The invention discloses a high-power LED heat dissipation device, which comprises a high-power LED lamp base, a metal cover plate and a metal base plate. The high-power LED lamp base is installed on the metal cover plate; the metal cover plate and the metal base plate are connected together; A compensation chamber for storing working fluid is set on the metal base plate; capillary cores are inlaid on the side of the metal base plate in contact with the metal cover plate and are engraved with multiple condensing part balance channels. There are two steam channels, and the metal base plate is equipped with a fin group at the corresponding position of the condensing part balance channel; the metal base plate is engraved between the steam channel and the condensing part balance channel, and between the condensing part balance channel and the compensation chamber. There are channels. The plurality of condensing part balance channels of the device of the invention are used to divert steam, which can effectively increase the cooling area, enhance the condensation effect, reduce the resistance of working medium flow, and greatly improve the heat dissipation effect. The device of the invention also has the advantages of simple structure and low cost.

Description

A cooling device for high-power LEDs

technical field

The invention relates to a heat dissipation device for electronic and optical components, in particular to a heat dissipation device for a high-power LED (light emitting diode, light emitting diode).

Background technique

LED semiconductor lighting is the fourth-generation electric light source after incandescent lamps, fluorescent lamps and rare gas lamps. Because of its advantages of high efficiency, long life, energy saving and environmental protection, it has become the source of light source and lighting research institutions all over the world. The goal is to be a star industry in the lighting field in the future. When the power of the LED is above 20W, it is considered high power, and solving the heat dissipation problem of high-power LEDs is a key issue for LED lighting. In order to ensure the heat dissipation effect of LEDs, the method commonly used at present is to use a certain number of sheet radiators to transfer heat to the air. It is relatively bulky, and the heat conduction efficiency of a single heat dissipation fin is low, so that the heat of the LED chip cannot be quickly transferred to the heat dissipation fin, resulting in heat accumulation in the LED chip, increasing the temperature, and affecting the service life of the LED. Therefore, only using a single heat dissipation fin can no longer meet the heat dissipation requirements of high-power LEDs.

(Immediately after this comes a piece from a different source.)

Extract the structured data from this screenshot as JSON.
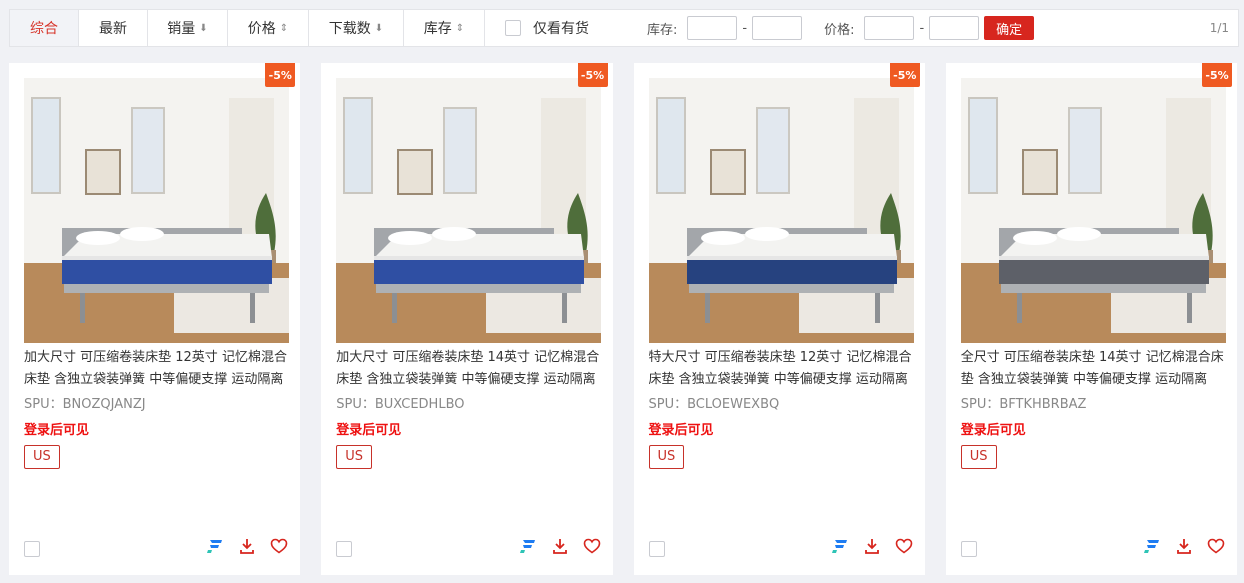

The Chinese invention patent application with the notification number CN 101275734B discloses a high-power LED cooling device, which includes a high-power LED, an evaporator, a circulation tube, a condenser and a liquid storage device, and an evaporator, a condenser and a storage device. The liquid tank is connected sequentially through the circulation tube. When the heat from the high-power LED is transmitted to the evaporator through the welding material and the wall of the evaporator, the wire mesh capillary structure inside the evaporator and the working fluid inside the evaporator are heated at the same time. The working fluid becomes steam after being heated, and the heat generated by the high-power LED is taken away. The working fluid becomes steam and flows in the circulation pipe, and the circulation pipe cools the steam working medium into a liquid working medium through its external condenser. The working fluid flows back into the wire mesh capillary structure in the evaporator. The cooling device cools the working fluid through the condenser outside the circulation pipe. The condenser is in direct contact with the circulation pipe wall, but it has a better cooling effect on the working fluid close to the circulation pipe wall, and its cooling area is also smaller. It is necessary to increase the cooling area by increasing the cross-sectional area of the circulation pipe, but it is not easy to make the size of the LED lamp too large, so the cross-sectional area of the circulation pipe of the cooling device cannot be made too large, so the heat dissipation of the cooling device The effect has not been significantly improved; in order to prevent the steam in the evaporator from entering the liquid storage, the heat dissipation device needs to arrange a steam baffle between the evaporator and the liquid storage, which makes the structure of the heat dissipation device more complicated.

Contents of the invention

The object of the present invention is to overcome the shortcomings and deficiencies of the prior art, and provide a heat dissipation device with good heat dissipation effect, simple structure, and high-efficiency solution to the heat dissipation problem of high-power LEDs.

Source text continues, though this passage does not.